Ein historischer Blick liefert zusätzliche Tiefe. In Deutschland haben sich parteipolitische „Unvereinbarkeits“-Debatten mehrfach verschoben: In früheren Phasen standen Fragen der Abgrenzung immer wieder gegen den Anspruch, Mehrheiten zu sichern. Der Unterschied heute liegt im Tempo der öffentlichen Mobilisierung und in der beschleunigten Wahrnehmung durch Umfragen, Social Media und Wahlprognosen. Die AfD hat in den letzten Jahren ihre Themenagenden wiederholt so gesetzt, dass andere Parteien stärker reagieren mussten. Wenn eine Partei dann über Regeln entscheidet, wirkt das wie ein Systemupdate in einem laufenden Betrieb: Selbst wenn das Ziel gut ist, entscheidet die Implementierung darüber, ob am Ende Vertrauen entsteht oder ob sich Protestwähler weiter konsolidieren.

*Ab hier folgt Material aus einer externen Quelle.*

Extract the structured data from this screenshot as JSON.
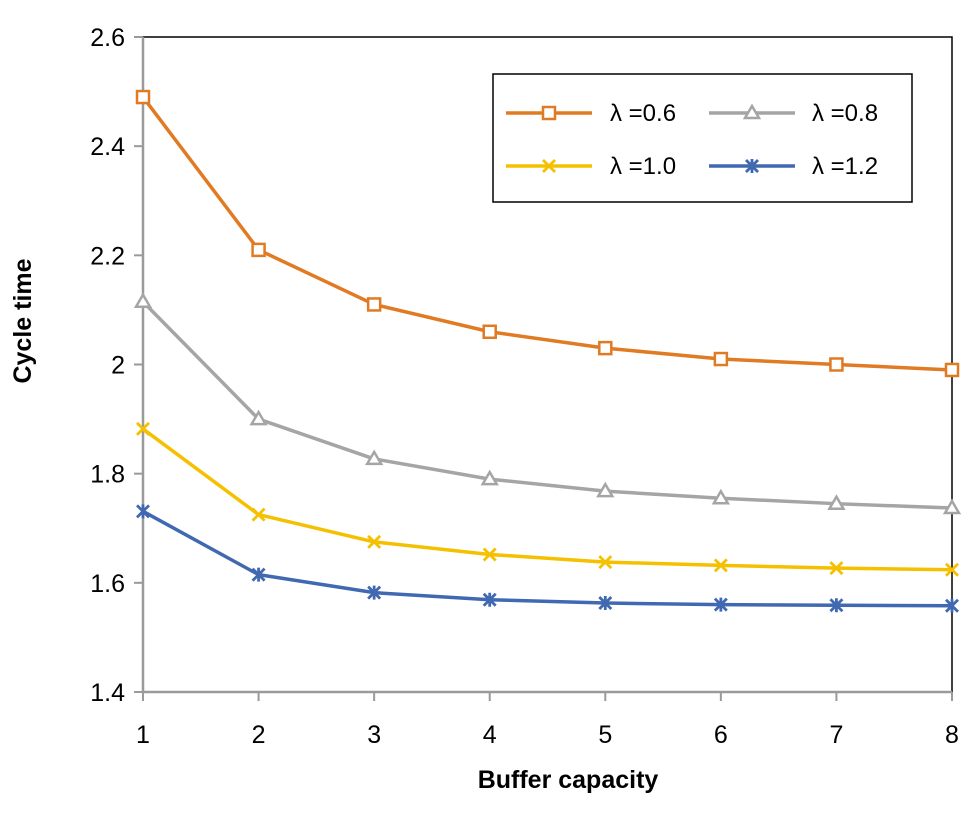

Für die Zukunft heißt das: Die CDU wird die MIT-Forderung voraussichtlich politisch einordnen müssen, ohne die eigene Linie zu verwässern. Uwe Feiler, Ehrenvorsitzender der MIT Brandenburg, stützt den Unvereinbarkeitsbeschluss und verweist auf große inhaltliche Differenzen, besonders bei Europa und der NATO. Damit stellt er implizit Kriterien bereit, die über reine Taktik hinausgehen. Der entscheidende Punkt wird sein, ob die Partei neben der Abgrenzung auch adressiert, welche wirtschaftspolitischen Ergebnisse sie konkret liefern kann, während andere Parteien auf neue Mehrheiten hoffen. Unternehmen und Entwickler, die in der Region planen, werden darauf achten, ob Governance-Entscheidungen künftig schneller mit belastbaren Programmen gekoppelt werden.
Ein realistisches Szenario für die nächsten Monate ist, dass sich der Konflikt weniger um die formale Frage dreht, ob der Beschluss existiert, sondern um die Kommunikation und die Begründungslast. Wenn die AfD in Umfragen weiter Druck aufbaut, steigt die Versuchung, „Brandmauer“-Argumente stärker mit wirtschaftlicher Problemlösung zu verbinden. Aus Investorensicht wird dabei entscheidend sein, ob die CDU ihre Stabilitätsbotschaft glaubwürdig in Politikpakete übersetzt und ob interne Debatten nicht als Zeichen von Unentschlossenheit wirken. Am Ende geht es auch um die Frage, ob politische Linien wie Sicherheitsarchitekturen verstanden werden: nicht als Dogma, sondern als Schutzmechanismus, der Risiken reduziert und zugleich Handlungsfähigkeit bewahrt.